A recent intracranial electrocorticography study shows that the activity in the VWFA goes through multiple stages of processing. Using classification with direct neural recordings from the VWFA, Hirshorn et al. showed that early VWFA activity, from approximately 100-250 milliseconds after reading a word, is consistent with a pre-lexical representation and later activity, from approximately 300-500 milliseconds is consistent with a lexical representation. These results potentially mediate between the pre-lexical and lexical hypotheses by showing that both levels of representation may be seen in the VWFA, but at different latencies after reading a word. Previous studies using fMRI did not have the temporal resolution to differentiate between these two stages.

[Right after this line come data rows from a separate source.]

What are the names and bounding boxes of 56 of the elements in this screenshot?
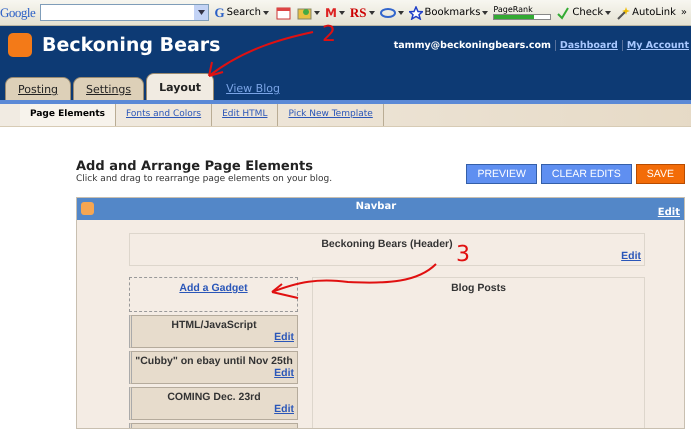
blog-title: Beckoning Bears xyxy=(42,34,220,56)
handwritten-number: 2 xyxy=(322,24,336,46)
widget-title: Beckoning Bears (Header) xyxy=(321,238,453,250)
calendar-icon[interactable] xyxy=(274,6,292,20)
checkmark-icon xyxy=(556,6,570,20)
header-link[interactable]: Dashboard xyxy=(554,40,618,50)
view-blog-link[interactable]: View Blog xyxy=(216,82,290,100)
autolink-button[interactable]: AutoLink xyxy=(616,6,676,20)
sidebar-widget[interactable]: COMING Dec. 23rd Edit xyxy=(129,387,298,420)
bookmarks-button[interactable]: Bookmarks xyxy=(408,6,488,20)
widget-title: Blog Posts xyxy=(451,282,506,295)
caret-icon xyxy=(398,10,404,14)
blogger-logo-icon xyxy=(8,33,32,57)
sidebar-widget[interactable]: "Cubby" on ebay until Nov 25th Edit xyxy=(129,351,298,384)
subnav-tab[interactable]: Edit HTML xyxy=(212,104,278,126)
tab[interactable]: Layout xyxy=(146,73,214,100)
subnav-tab[interactable]: Fonts and Colors xyxy=(116,104,212,126)
page-subtitle: Click and drag to rearrange page elements on your blog. xyxy=(76,174,332,184)
caret-icon xyxy=(338,10,345,14)
pagerank-meter[interactable]: PageRank xyxy=(493,5,552,20)
handwritten-number: 3 xyxy=(456,244,470,266)
caret-icon xyxy=(482,10,488,14)
subnav-tab[interactable]: Pick New Template xyxy=(278,104,384,126)
rs-button[interactable]: RS xyxy=(350,4,375,20)
sidebar-widget[interactable]: HTML/JavaScript Edit xyxy=(129,315,298,348)
magic-wand-icon xyxy=(616,6,630,20)
tab[interactable]: Posting xyxy=(5,77,72,100)
edit-link[interactable]: Edit xyxy=(658,207,680,220)
caret-icon xyxy=(262,10,269,14)
edit-link[interactable]: Edit xyxy=(274,403,294,415)
header-link[interactable]: My Account xyxy=(622,40,689,50)
more-button[interactable]: » xyxy=(680,7,687,18)
widget-title: HTML/JavaScript xyxy=(171,319,257,331)
widget-title: COMING Dec. 23rd xyxy=(167,391,261,403)
search-field[interactable] xyxy=(40,4,210,21)
edit-link[interactable]: Edit xyxy=(274,331,294,343)
star-icon xyxy=(408,6,423,20)
add-gadget-link[interactable]: Add a Gadget xyxy=(179,282,248,295)
widget-title: "Cubby" on ebay until Nov 25th xyxy=(135,355,293,367)
caret-icon xyxy=(605,10,612,14)
edit-link[interactable]: Edit xyxy=(274,367,294,379)
caret-icon xyxy=(368,10,375,14)
search-button[interactable]: G Search xyxy=(214,4,269,20)
user-email: tammy@beckoningbears.com xyxy=(394,40,551,50)
caret-icon xyxy=(314,10,320,14)
dropdown-arrow-icon[interactable] xyxy=(198,10,205,15)
google-logo[interactable]: Google xyxy=(0,4,36,20)
subnav-tab[interactable]: Page Elements xyxy=(20,104,116,126)
blogger-logo-icon xyxy=(81,202,94,215)
tab[interactable]: Settings xyxy=(73,77,144,100)
mail-button[interactable]: M xyxy=(324,6,345,20)
folder-icon[interactable] xyxy=(296,6,320,20)
spell-check-button[interactable]: Check xyxy=(556,6,612,20)
navbar-title: Navbar xyxy=(356,201,396,212)
edit-link[interactable]: Edit xyxy=(621,250,641,262)
page-heading: Add and Arrange Page Elements xyxy=(76,159,314,174)
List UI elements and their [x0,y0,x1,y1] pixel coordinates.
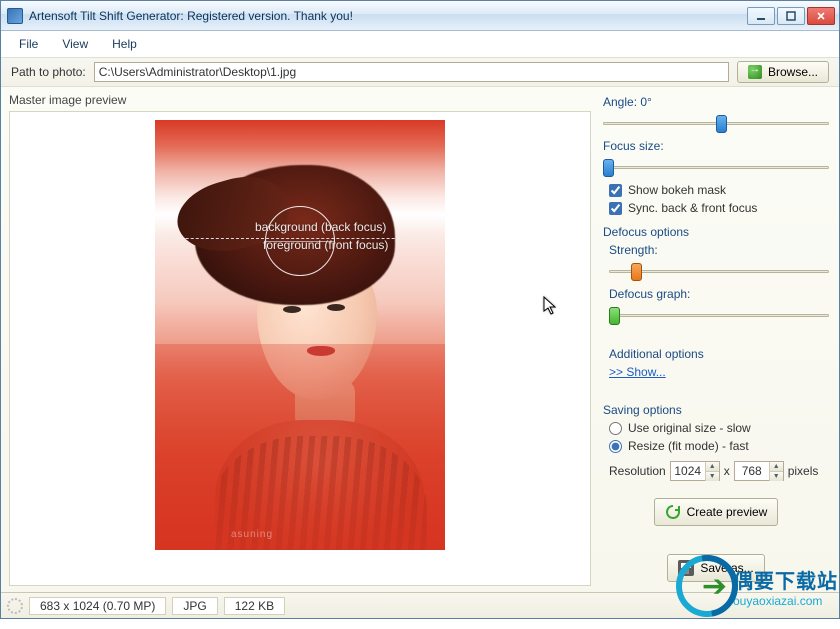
res-width-value: 1024 [671,464,705,478]
minimize-button[interactable] [747,7,775,25]
browse-icon [748,65,762,79]
res-width-up[interactable]: ▲ [706,462,719,472]
resolution-row: Resolution 1024 ▲▼ x 768 ▲▼ pixels [609,461,829,481]
menu-help[interactable]: Help [112,37,137,51]
status-format: JPG [172,597,217,615]
res-x-label: x [724,464,730,478]
status-filesize: 122 KB [224,597,285,615]
browse-label: Browse... [768,65,818,79]
strength-label: Strength: [609,243,829,257]
focus-size-thumb[interactable] [603,159,614,177]
show-mask-label: Show bokeh mask [628,183,726,197]
strength-thumb[interactable] [631,263,642,281]
additional-options-label: Additional options [609,347,829,361]
path-label: Path to photo: [11,65,86,79]
save-icon [678,560,694,576]
create-preview-label: Create preview [687,505,768,519]
res-width-spin[interactable]: 1024 ▲▼ [670,461,720,481]
res-width-down[interactable]: ▼ [706,472,719,481]
titlebar: Artensoft Tilt Shift Generator: Register… [1,1,839,31]
image-watermark: asuning [231,529,273,540]
app-icon [7,8,23,24]
create-preview-button[interactable]: Create preview [654,498,779,526]
sync-label: Sync. back & front focus [628,201,757,215]
menu-view[interactable]: View [62,37,88,51]
status-dimensions: 683 x 1024 (0.70 MP) [29,597,166,615]
app-window: Artensoft Tilt Shift Generator: Register… [0,0,840,619]
sync-checkbox[interactable]: Sync. back & front focus [609,201,829,215]
save-as-label: Save as... [700,561,753,575]
defocus-options-label: Defocus options [603,225,829,239]
res-height-value: 768 [735,464,769,478]
save-as-button[interactable]: Save as... [667,554,764,582]
focus-size-label: Focus size: [603,139,829,153]
show-mask-checkbox[interactable]: Show bokeh mask [609,183,829,197]
saving-options-label: Saving options [603,403,829,417]
side-panel: Angle: 0° Focus size: Show bokeh mask Sy… [599,87,839,592]
resize-fast-input[interactable] [609,440,622,453]
sync-input[interactable] [609,202,622,215]
angle-thumb[interactable] [716,115,727,133]
resize-fast-label: Resize (fit mode) - fast [628,439,749,453]
defocus-graph-thumb[interactable] [609,307,620,325]
angle-slider[interactable] [603,113,829,135]
preview-image: focus line background (back focus) foreg… [155,120,445,550]
close-button[interactable] [807,7,835,25]
res-height-down[interactable]: ▼ [770,472,783,481]
window-title: Artensoft Tilt Shift Generator: Register… [29,9,747,23]
use-original-radio[interactable]: Use original size - slow [609,421,829,435]
angle-label: Angle: 0° [603,95,829,109]
body: Master image preview focus line [1,87,839,592]
busy-indicator-icon [7,598,23,614]
maximize-button[interactable] [777,7,805,25]
defocus-graph-label: Defocus graph: [609,287,829,301]
res-height-spin[interactable]: 768 ▲▼ [734,461,784,481]
browse-button[interactable]: Browse... [737,61,829,83]
preview-title: Master image preview [9,93,591,107]
path-row: Path to photo: Browse... [1,57,839,87]
preview-area[interactable]: focus line background (back focus) foreg… [9,111,591,586]
overlay-back-label: background (back focus) [255,220,386,234]
show-additional-link[interactable]: >> Show... [609,365,666,379]
res-height-up[interactable]: ▲ [770,462,783,472]
defocus-graph-slider[interactable] [609,305,829,327]
resize-fast-radio[interactable]: Resize (fit mode) - fast [609,439,829,453]
resolution-label: Resolution [609,464,666,478]
menu-file[interactable]: File [19,37,38,51]
preview-pane: Master image preview focus line [1,87,599,592]
use-original-input[interactable] [609,422,622,435]
focus-size-slider[interactable] [603,157,829,179]
refresh-icon [665,504,681,520]
show-mask-input[interactable] [609,184,622,197]
res-unit-label: pixels [788,464,819,478]
strength-slider[interactable] [609,261,829,283]
path-input[interactable] [94,62,729,82]
overlay-front-label: foreground (front focus) [263,238,388,252]
statusbar: 683 x 1024 (0.70 MP) JPG 122 KB [1,592,839,618]
use-original-label: Use original size - slow [628,421,751,435]
menubar: File View Help [1,31,839,57]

== Alternative functions for the cortical area ascribed to the VWFA ==
Devlin et al. (2006) state that the left posterior fusiform gyrus is not a 'word form area' as such, but instead hypothesizes that the area is dedicated to determining word meaning. That is to say, that this area of the brain is where bottom-up information (visual shapes of words (form), and other visual attributes if necessary) comes into contact with top-down information (semantics and phonology of words). Therefore, the left fusiform gyrus is thought to be the interface in the processing of the words not a dictionary that computes a word based on its form alone, as the lexical word form hypothesis states. This paper also presents evidence that refutes the lexical hypothesis.

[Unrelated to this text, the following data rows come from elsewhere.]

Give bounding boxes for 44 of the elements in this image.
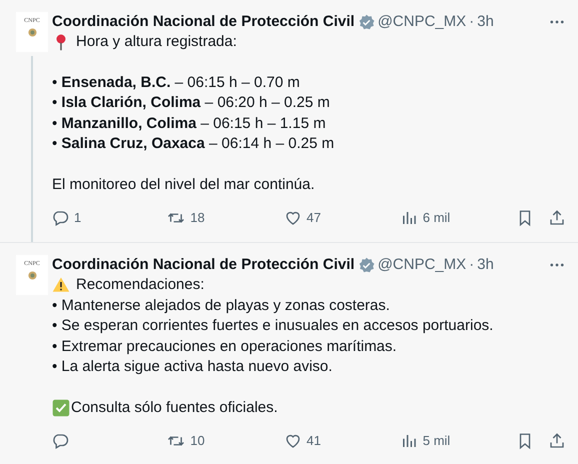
post-time[interactable]: 3h	[477, 12, 494, 32]
post-text-line: • Extremar precauciones en operaciones marítimas.	[52, 336, 397, 356]
stat-count: 5 mil	[422, 432, 450, 450]
post-text-line: • La alerta sigue activa hasta nuevo aviso.	[52, 357, 332, 377]
author-handle[interactable]: @CNPC_MX	[378, 255, 466, 275]
stat-count: 47	[306, 209, 321, 228]
warning-icon	[52, 276, 70, 294]
author-name[interactable]: Coordinación Nacional de Protección Civil	[52, 12, 355, 32]
post-text-line: • Manzanillo, Colima – 06:15 h – 1.15 m	[52, 114, 326, 134]
post-text-line: • Ensenada, B.C. – 06:15 h – 0.70 m	[52, 72, 300, 92]
separator-dot: ·	[469, 255, 474, 275]
post-text-line: • Salina Cruz, Oaxaca – 06:14 h – 0.25 m	[52, 134, 334, 154]
reply-icon	[51, 432, 69, 450]
post-text-line: Consulta sólo fuentes oficiales.	[71, 398, 278, 418]
views-button[interactable]: 5 mil	[400, 431, 516, 451]
share-icon[interactable]	[548, 209, 566, 227]
post-text-line: • Isla Clarión, Colima – 06:20 h – 0.25 m	[52, 93, 330, 113]
stat-count: 1	[74, 209, 82, 228]
share-icon[interactable]	[548, 432, 566, 450]
like-button[interactable]: 41	[284, 431, 400, 451]
separator-dot: ·	[469, 12, 474, 32]
heart-icon	[284, 209, 302, 227]
stat-count: 6 mil	[422, 209, 450, 228]
author-handle[interactable]: @CNPC_MX	[378, 12, 466, 32]
post-text-line: Recomendaciones:	[76, 275, 204, 295]
post-text-line: El monitoreo del nivel del mar continúa.	[52, 174, 315, 194]
reply-button[interactable]: 1	[51, 208, 168, 228]
stat-count: 18	[190, 209, 205, 228]
author-name[interactable]: Coordinación Nacional de Protección Civil	[52, 255, 355, 275]
repost-button[interactable]: 18	[167, 208, 284, 228]
post-text-line: • Mantenerse alejados de playas y zonas costeras.	[52, 296, 390, 316]
post-time[interactable]: 3h	[477, 255, 494, 275]
stat-count: 41	[306, 432, 321, 450]
check-icon	[52, 398, 70, 417]
post-text-line: Hora y altura registrada:	[76, 32, 237, 52]
post-text-line: • Se esperan corrientes fuertes e inusuales en accesos portuarios.	[52, 316, 494, 336]
views-button[interactable]: 6 mil	[400, 208, 516, 228]
reply-icon	[51, 209, 69, 227]
seal-icon	[28, 271, 36, 280]
repost-button[interactable]: 10	[167, 431, 284, 451]
like-button[interactable]: 47	[284, 208, 400, 228]
heart-icon	[284, 432, 302, 450]
seal-icon	[28, 28, 36, 37]
stat-count: 10	[190, 432, 205, 450]
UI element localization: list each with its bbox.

Another major difference between this hypothesis and the prior ones mentioned is that it is not limited to words alone but to any "meaningful stimulus", in fact non-sensical objects may activate the posterior fusiform cortex in order to extract their meaning from higher-level processes. However, the finding that disruption of the VWFA due to surgical lesions or electrical brain stimulation has little impact on a person's ability to extract meaning from non-word stimuli provides strong evidence that the function of the VWFA is primarily restricted to processing words and not "any meaningful stimulus."

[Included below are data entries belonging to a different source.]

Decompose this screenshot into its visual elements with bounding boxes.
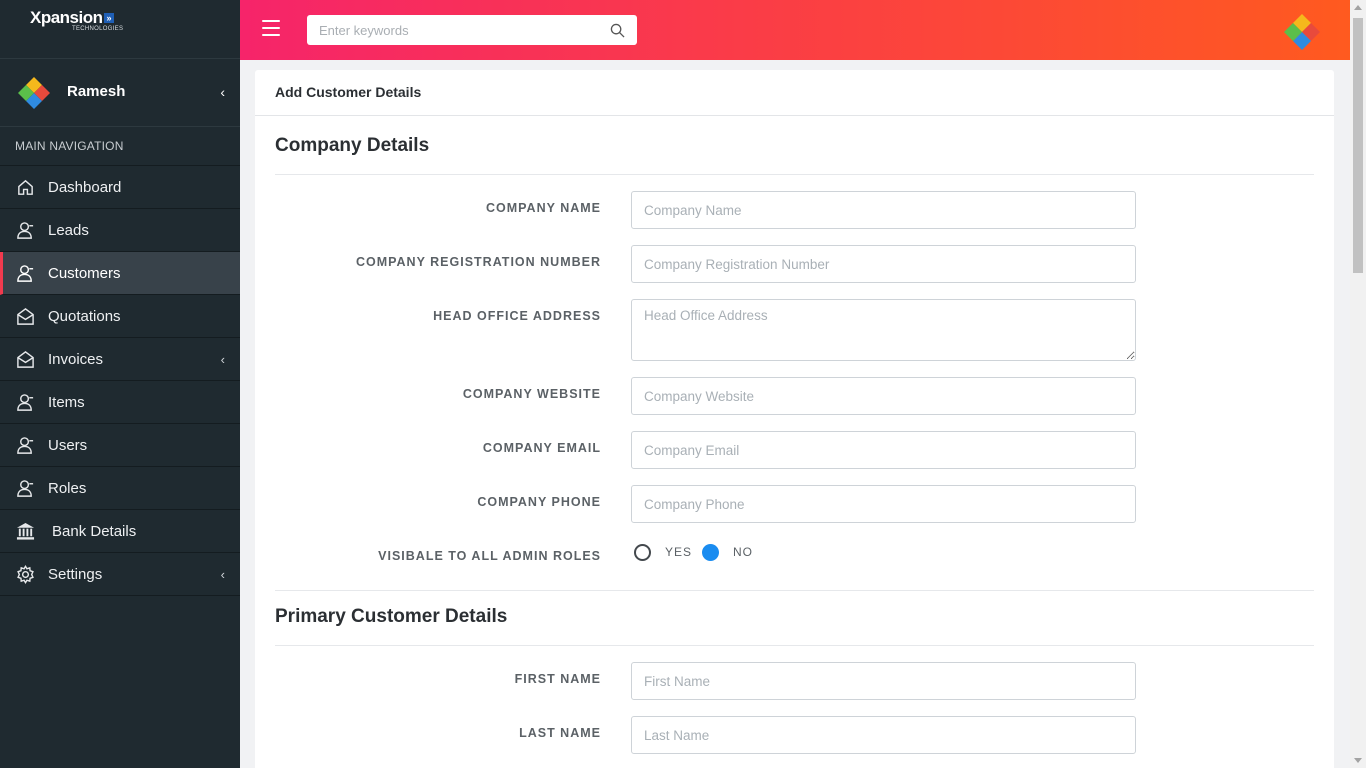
page-scrollbar[interactable] [1350,0,1366,768]
label-company-email: COMPANY EMAIL [482,441,601,455]
search-input[interactable] [307,15,597,45]
user-collapse-chevron-icon[interactable]: ‹ [220,84,225,100]
user-icon [17,437,34,454]
sidebar-item-label: Invoices [48,350,104,368]
sidebar-item-label: Roles [48,479,87,497]
company-website-input[interactable] [631,377,1136,415]
user-icon [17,394,34,411]
profile-logo-icon[interactable] [1282,11,1322,51]
scrollbar-thumb[interactable] [1353,18,1363,273]
sidebar-item-label: Dashboard [48,178,122,196]
sidebar-item-invoices[interactable]: Invoices ‹ [0,338,240,381]
sidebar-item-label: Items [48,393,85,411]
radio-no-label: NO [733,545,754,559]
divider [275,174,1314,175]
label-company-name: COMPANY NAME [485,201,601,215]
sidebar-item-dashboard[interactable]: Dashboard [0,166,240,209]
sidebar-item-label: Leads [48,221,89,239]
search-box [307,15,637,45]
label-last-name: LAST NAME [519,726,601,740]
gear-icon [17,565,34,584]
radio-yes[interactable] [634,543,651,561]
sidebar-item-label: Users [48,436,88,454]
label-company-phone: COMPANY PHONE [477,495,601,509]
sidebar-item-items[interactable]: Items [0,381,240,424]
user-panel[interactable]: Ramesh ‹ [0,59,240,127]
radio-no[interactable] [702,543,720,561]
registration-number-input[interactable] [631,245,1136,283]
user-icon [17,480,34,497]
section-title-primary-customer: Primary Customer Details [275,606,508,627]
divider [275,590,1314,591]
nav-title: MAIN NAVIGATION [0,127,240,166]
home-icon [18,179,33,195]
sidebar-item-quotations[interactable]: Quotations [0,295,240,338]
sidebar-item-users[interactable]: Users [0,424,240,467]
sidebar-item-label: Settings [48,565,103,583]
scroll-up-icon[interactable] [1354,5,1362,10]
label-registration-number: COMPANY REGISTRATION NUMBER [355,255,601,269]
search-icon[interactable] [610,23,625,38]
menu-toggle-icon[interactable] [262,20,280,36]
user-logo-icon [18,77,50,109]
brand-subtitle: TECHNOLOGIES [72,26,124,32]
label-head-office-address: HEAD OFFICE ADDRESS [433,309,601,323]
company-phone-input[interactable] [631,485,1136,523]
company-name-input[interactable] [631,191,1136,229]
brand-logo[interactable]: Xpansion» TECHNOLOGIES [0,0,240,59]
chevron-left-icon: ‹ [220,566,225,582]
sidebar: Xpansion» TECHNOLOGIES Ramesh ‹ MAIN NAV… [0,0,240,768]
sidebar-item-roles[interactable]: Roles [0,467,240,510]
user-icon [17,222,34,239]
section-title-company: Company Details [275,135,430,156]
sidebar-item-label: Quotations [48,307,121,325]
bank-icon [16,522,35,540]
sidebar-item-settings[interactable]: Settings ‹ [0,553,240,596]
scroll-down-icon[interactable] [1354,758,1362,763]
customer-form-card: Add Customer Details Company Details COM… [255,70,1334,768]
company-email-input[interactable] [631,431,1136,469]
last-name-input[interactable] [631,716,1136,754]
sidebar-item-leads[interactable]: Leads [0,209,240,252]
envelope-icon [17,351,34,368]
page-title: Add Customer Details [255,70,1334,116]
brand-badge: » [103,13,115,23]
top-header [240,0,1350,60]
brand-name: Xpansion [30,8,103,27]
sidebar-item-bank-details[interactable]: Bank Details [0,510,240,553]
chevron-left-icon: ‹ [220,351,225,367]
head-office-address-textarea[interactable] [631,299,1136,361]
sidebar-item-label: Bank Details [52,522,137,540]
radio-yes-label: YES [665,545,693,559]
sidebar-item-label: Customers [48,264,121,282]
envelope-icon [17,308,34,325]
visibility-radio-group: YES NO [634,543,763,561]
label-company-website: COMPANY WEBSITE [462,387,601,401]
first-name-input[interactable] [631,662,1136,700]
label-first-name: FIRST NAME [514,672,601,686]
sidebar-item-customers[interactable]: Customers [0,252,240,295]
label-visible-to-admin: VISIBALE TO ALL ADMIN ROLES [378,549,601,563]
divider [275,645,1314,646]
user-icon [17,265,34,282]
user-name: Ramesh [67,83,126,100]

However, there is some evidence that the VWFA is not specialized for reading specifically but instead has a set of specific properties and functions that make it useful for reading—and particularly important for fluid reading—but may also allow it to play roles in other forms of visual processing. VWFA involvement appears to depend partly on the visual complexity of a stimulus, and it appears to process recognizable visual stimuli that are grouped together. This may explain why "letter by letter" reading is still possible even when the VWFA suffers lesions that otherwise interfere with fluid reading ability. This may also address why the VWFA is activated even more strongly by line drawings and Amharic characters than by written words familiar to study participants.

== Involvement in Hyperlexia and Dyslexia ==

=== Hyperlexia ===
Some research suggests that children with autism spectrum disorders (ASD) may rely more heavily on visual perception areas—including the VWFA—and less heavily on phonological areas during reading tasks compared to non-ASD children. Greater activation of the VWFA may be particularly significant in children with hyperlexia, or reading ability beyond one's training. Hyperlexia is thought to be associated with ASD, with estimates of prevalence in autistic children ranging from 6 to 20.7%. One study of a hyperlexic child with ASD showed elevated activation compared to controls of the right posterior inferior temporal sulcus, where the right VWFA (R-VWFA) is thought to be located. This region is active during early stages of reading development, while a non-ASD child of the subject's reading level would be expected to make less use of this region in favor of phonological ("letter-to-sound") processes.

=== Dyslexia ===
Meta-analysis of studies of children and adults with dyslexia suggests that underactivation of the left occipitotemporal region—particularly the VWFA—may be involved in dyslexics' difficulty with fluid reading. These reading difficulties may also be related to poor connectivity between the VWFA and associated regions in the parietal cortex responsible for visual attention.